3 examples of applause
I typed the word “applause” into the search window of my iTunes library and 3 tracks came up. Apparently, I had separately tracked off applause on Jack Spicer’s July 15th 1965 reading of The Holy Grail, David Shapiro’s 2004 UMass reading, and Mark McMorris’ 2005 UMass reading. Recorded applause seems like something no one really thinks about much. What was interesting was that all three tracks lasted between 23 and 25 seconds long. The Spicer has about 15 seconds of actual clapping and then it dies down. Mark McMorris has almost 24 full seconds of clapping. The Shapiro applause is pretty long too but it seems to die down a bit and then pick up again near the end. Of the three, I think my favorite is the Spicer because the sound is less easily identifiable as applause due to tape decay and recording limitations.

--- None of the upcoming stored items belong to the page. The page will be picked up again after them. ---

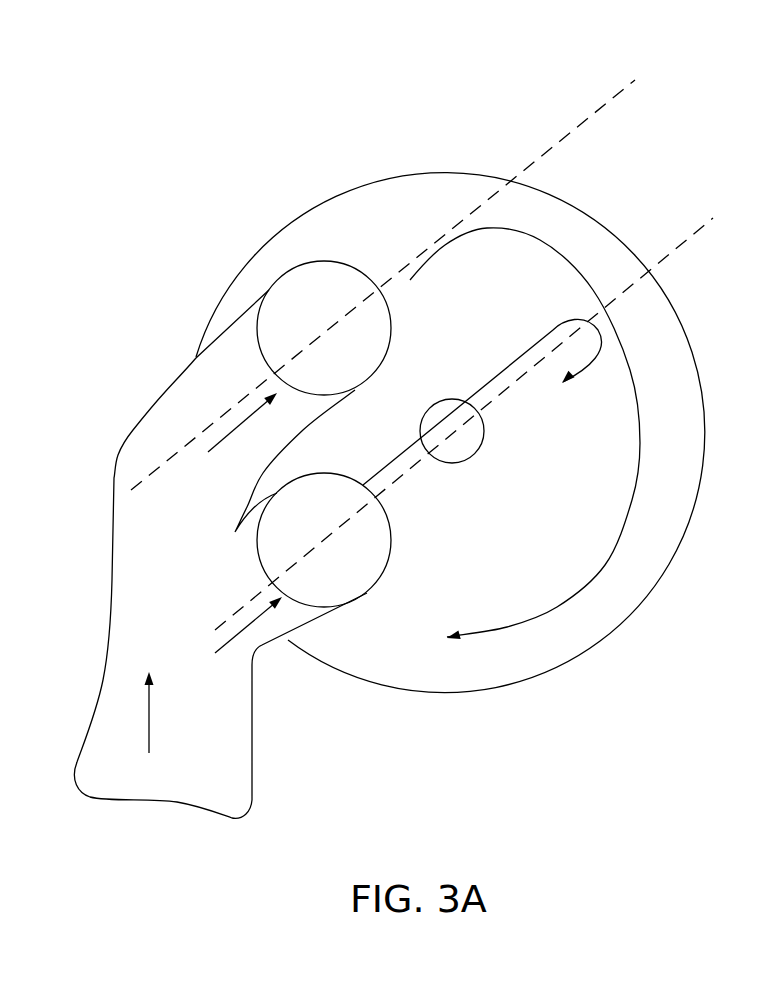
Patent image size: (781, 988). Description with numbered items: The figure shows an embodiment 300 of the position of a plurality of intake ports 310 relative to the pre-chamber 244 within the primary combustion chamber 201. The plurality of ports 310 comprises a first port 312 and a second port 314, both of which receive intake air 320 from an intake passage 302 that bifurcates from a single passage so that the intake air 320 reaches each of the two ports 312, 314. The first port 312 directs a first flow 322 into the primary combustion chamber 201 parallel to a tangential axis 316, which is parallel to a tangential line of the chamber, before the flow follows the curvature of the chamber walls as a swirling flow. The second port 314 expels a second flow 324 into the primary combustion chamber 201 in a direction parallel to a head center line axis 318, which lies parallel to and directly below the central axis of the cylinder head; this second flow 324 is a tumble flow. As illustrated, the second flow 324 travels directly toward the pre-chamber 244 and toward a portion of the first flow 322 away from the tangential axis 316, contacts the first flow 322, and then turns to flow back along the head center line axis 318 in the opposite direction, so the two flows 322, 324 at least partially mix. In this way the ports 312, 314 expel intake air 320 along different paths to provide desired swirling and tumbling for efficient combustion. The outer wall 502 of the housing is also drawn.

The embodiment 300 is at (707, 64).
The plurality of intake ports 310 is at (204, 270).
The primary combustion chamber 201 is at (362, 185).
The outer wall 502 is at (605, 640).
The first flow 322 is at (637, 387).
The first port 312 is at (340, 262).
The second port 314 is at (330, 473).
The pre-chamber 244 is at (457, 464).
The tangential axis 316 is at (597, 112).
The head center line axis 318 is at (692, 232).
The second flow 324 is at (561, 328).
The intake air 320 is at (236, 432).
The intake passage 302 is at (213, 792).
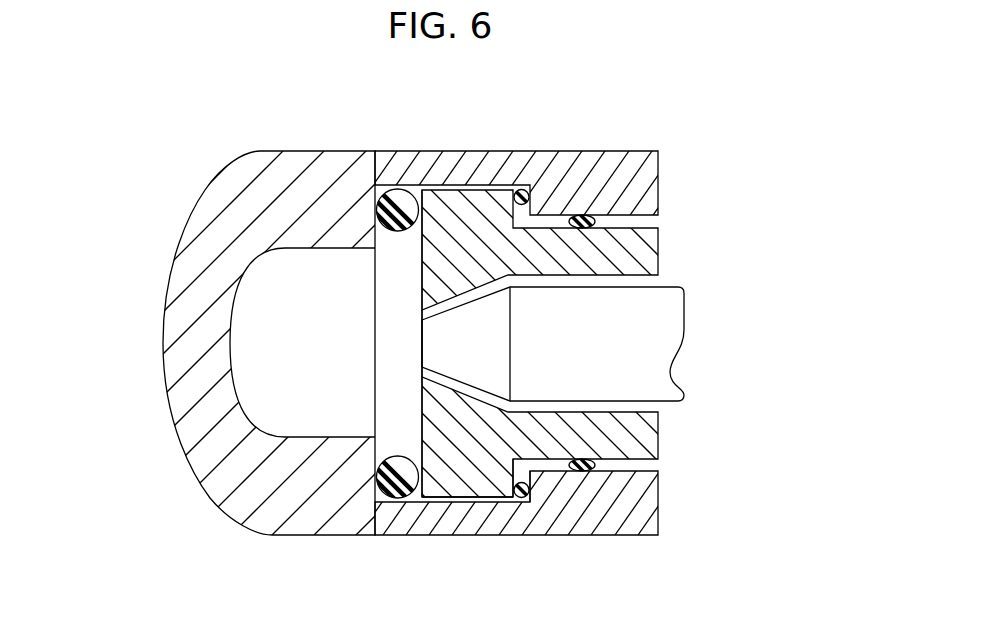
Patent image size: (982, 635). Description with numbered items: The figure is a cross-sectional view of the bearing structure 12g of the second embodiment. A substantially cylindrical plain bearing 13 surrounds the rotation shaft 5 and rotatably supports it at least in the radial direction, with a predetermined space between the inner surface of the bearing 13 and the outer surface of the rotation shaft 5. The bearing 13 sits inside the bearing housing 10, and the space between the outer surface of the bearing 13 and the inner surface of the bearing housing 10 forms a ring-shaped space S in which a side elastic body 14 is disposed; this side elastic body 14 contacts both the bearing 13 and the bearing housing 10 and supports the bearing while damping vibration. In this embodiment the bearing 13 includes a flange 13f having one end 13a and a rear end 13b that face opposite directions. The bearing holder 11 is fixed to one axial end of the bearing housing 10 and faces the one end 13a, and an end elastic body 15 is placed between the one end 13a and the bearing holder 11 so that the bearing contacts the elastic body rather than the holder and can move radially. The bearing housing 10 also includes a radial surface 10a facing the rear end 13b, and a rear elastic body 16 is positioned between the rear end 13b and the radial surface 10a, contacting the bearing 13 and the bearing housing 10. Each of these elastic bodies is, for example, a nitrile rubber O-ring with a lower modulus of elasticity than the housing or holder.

The rotation shaft 5 is at (600, 358).
The bearing housing 10 is at (407, 517).
The radial surface 10a is at (523, 497).
The bearing holder 11 is at (193, 342).
The bearing structure 12g is at (670, 257).
The bearing 13 is at (638, 442).
The one end 13a is at (420, 387).
The rear end 13b is at (519, 501).
The flange 13f is at (455, 468).
The side elastic body 14 is at (577, 214).
The end elastic body 15 is at (396, 190).
The rear elastic body 16 is at (522, 190).
The ring-shaped space S is at (630, 217).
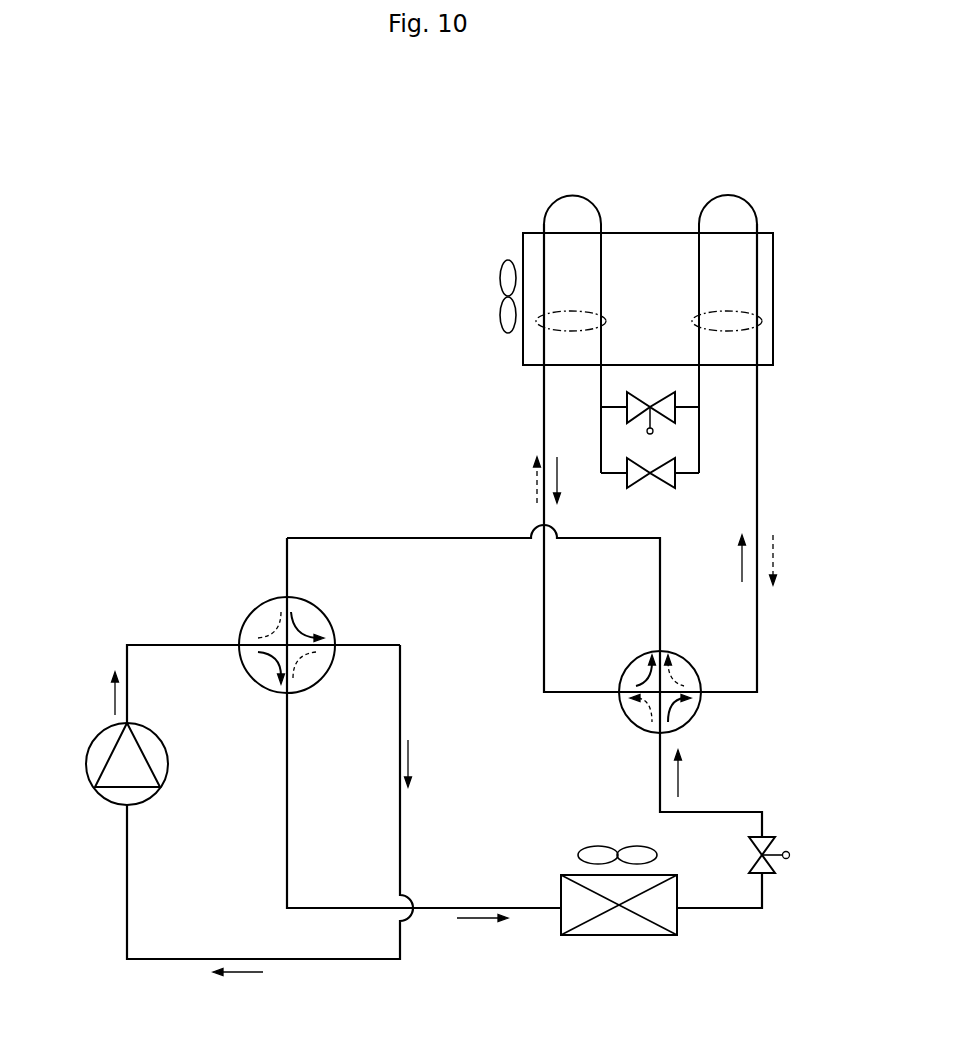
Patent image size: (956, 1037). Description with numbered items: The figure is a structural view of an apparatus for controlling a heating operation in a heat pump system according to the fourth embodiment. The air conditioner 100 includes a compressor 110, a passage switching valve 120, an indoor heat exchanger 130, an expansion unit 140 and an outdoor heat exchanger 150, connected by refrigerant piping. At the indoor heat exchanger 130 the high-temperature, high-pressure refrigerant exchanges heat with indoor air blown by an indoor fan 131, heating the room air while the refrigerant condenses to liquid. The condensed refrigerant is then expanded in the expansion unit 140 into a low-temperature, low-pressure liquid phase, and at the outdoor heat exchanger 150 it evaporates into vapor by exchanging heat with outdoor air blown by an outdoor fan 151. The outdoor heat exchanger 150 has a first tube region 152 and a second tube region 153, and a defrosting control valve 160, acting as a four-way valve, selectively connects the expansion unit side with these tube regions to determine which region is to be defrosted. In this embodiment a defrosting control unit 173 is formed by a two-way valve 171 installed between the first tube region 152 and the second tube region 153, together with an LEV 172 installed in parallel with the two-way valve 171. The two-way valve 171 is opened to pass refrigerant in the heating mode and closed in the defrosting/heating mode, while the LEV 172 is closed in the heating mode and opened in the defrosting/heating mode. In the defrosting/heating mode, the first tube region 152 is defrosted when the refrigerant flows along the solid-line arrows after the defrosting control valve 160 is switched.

The air conditioner 100 is at (256, 221).
The compressor 110 is at (102, 743).
The passage switching valve 120 is at (257, 613).
The indoor heat exchanger 130 is at (623, 925).
The indoor fan 131 is at (598, 846).
The expansion unit 140 is at (770, 833).
The outdoor heat exchanger 150 is at (775, 315).
The outdoor fan 151 is at (500, 312).
The first tube region 152 is at (727, 310).
The second tube region 153 is at (571, 310).
The defrosting control valve 160 is at (693, 717).
The two-way valve 171 is at (677, 480).
The LEV 172 is at (677, 418).
The defrosting control unit 173 is at (803, 408).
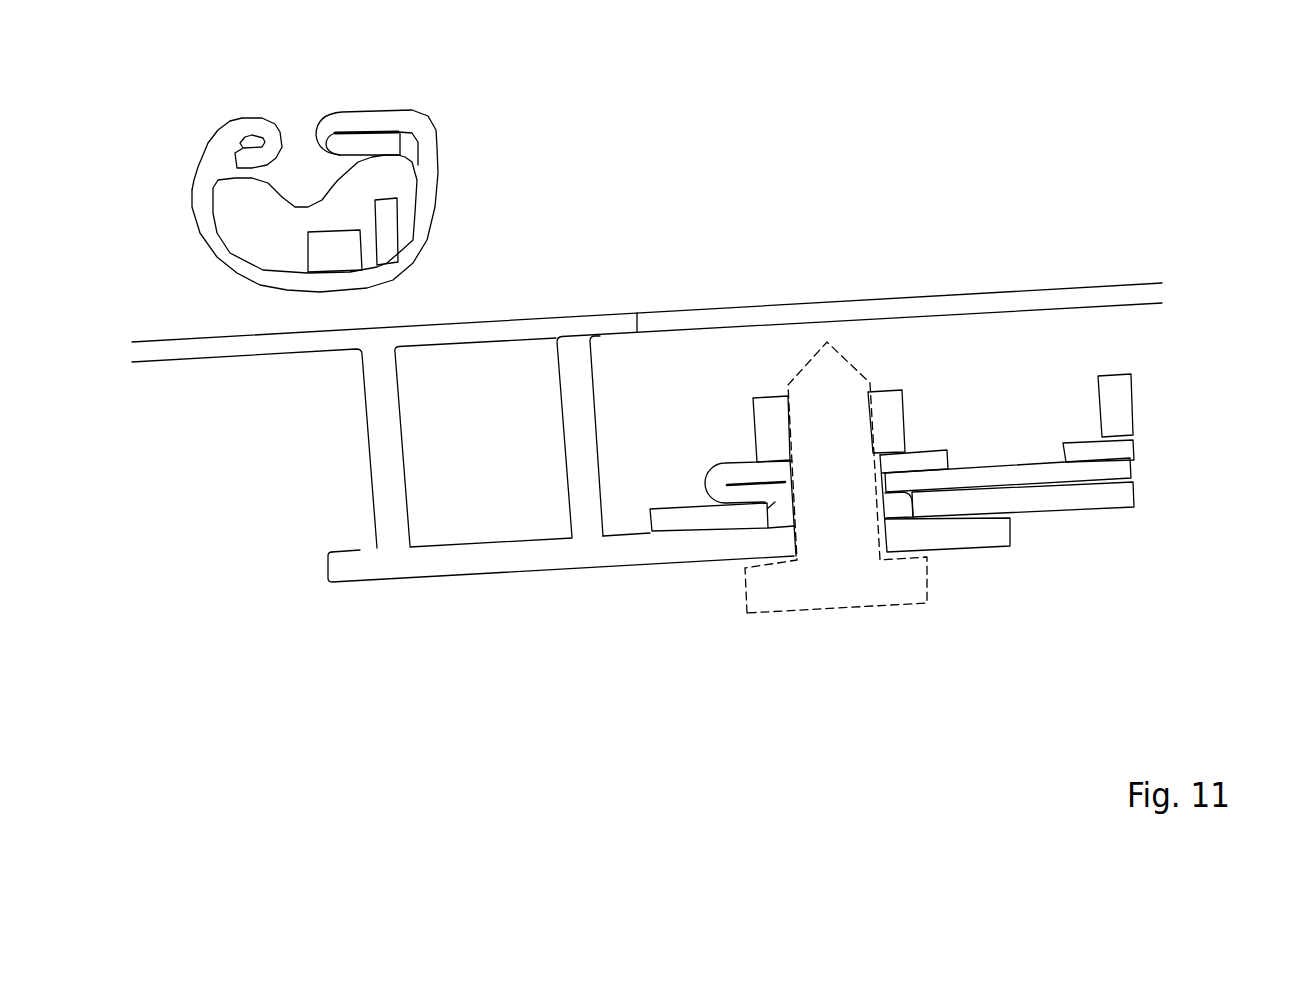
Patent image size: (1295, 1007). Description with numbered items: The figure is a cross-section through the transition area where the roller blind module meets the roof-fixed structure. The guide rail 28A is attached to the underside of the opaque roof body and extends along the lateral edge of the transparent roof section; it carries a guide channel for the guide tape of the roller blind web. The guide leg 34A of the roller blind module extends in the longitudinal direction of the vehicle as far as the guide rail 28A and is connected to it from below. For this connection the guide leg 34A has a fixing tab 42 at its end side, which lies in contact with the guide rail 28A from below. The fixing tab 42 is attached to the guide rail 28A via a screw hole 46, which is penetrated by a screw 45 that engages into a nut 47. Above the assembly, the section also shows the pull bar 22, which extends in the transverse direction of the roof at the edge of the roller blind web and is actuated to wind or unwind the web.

The pull bar 22 is at (425, 148).
The guide leg 34A is at (447, 557).
The fixing tab 42 is at (708, 547).
The screw 45 is at (852, 587).
The screw hole 46 is at (897, 518).
The nut 47 is at (892, 415).
The guide rail 28A is at (1120, 495).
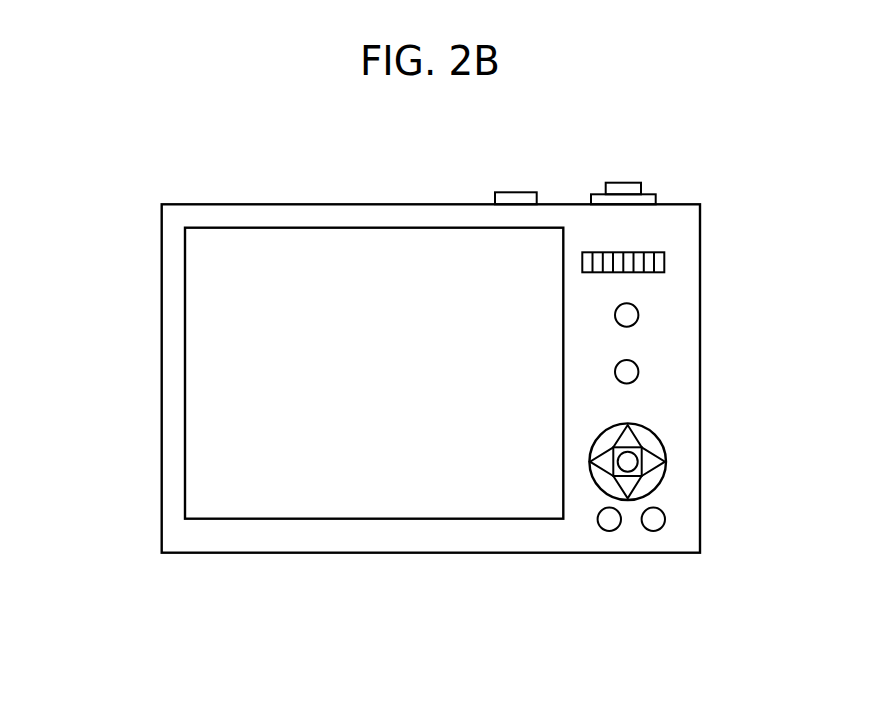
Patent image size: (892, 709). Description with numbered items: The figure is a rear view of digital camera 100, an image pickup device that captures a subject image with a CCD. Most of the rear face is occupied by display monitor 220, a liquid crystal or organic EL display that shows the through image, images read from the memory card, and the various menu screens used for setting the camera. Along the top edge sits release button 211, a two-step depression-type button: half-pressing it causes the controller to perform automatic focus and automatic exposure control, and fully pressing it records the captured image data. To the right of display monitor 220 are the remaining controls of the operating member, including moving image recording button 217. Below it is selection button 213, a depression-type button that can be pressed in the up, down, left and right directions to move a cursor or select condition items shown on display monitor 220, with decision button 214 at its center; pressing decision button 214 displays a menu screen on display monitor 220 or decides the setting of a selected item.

The digital camera 100 is at (116, 594).
The release button 211 is at (623, 183).
The selection button 213 is at (654, 472).
The decision button 214 is at (633, 457).
The moving image recording button 217 is at (638, 315).
The display monitor 220 is at (185, 349).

I feel like something could be learned by studying the applause from various readings across time. It’s valuable to recognize that applause as a sonic phenomenon is more various than is generally acknowledged. Applause is one of the constants at the end of most poetry recordings so it might be a good baseline indicator of the sound/recording environment. For example, some of my recordings were made from the audience in a space with a PA system. You might not be able to tell that until the end when you hear hands clapping 4 inches from the mic. I find that sometimes as I listen to an audio recording the dissonance and materiality of the recording fades somewhat as I am filtering for clear speech. However, when the applause happens at the end I am often reminded again of the textures of the sound environment. Also, in the same way that crowd laughter doesn’t necessarily “mean” one static thing (that something is funny) I would argue that applause is not always just a fixed response of approval. One example of this might be the way some readers have been cut off during an extraordinarily long reading by interruptive applause from someone in charge of the event.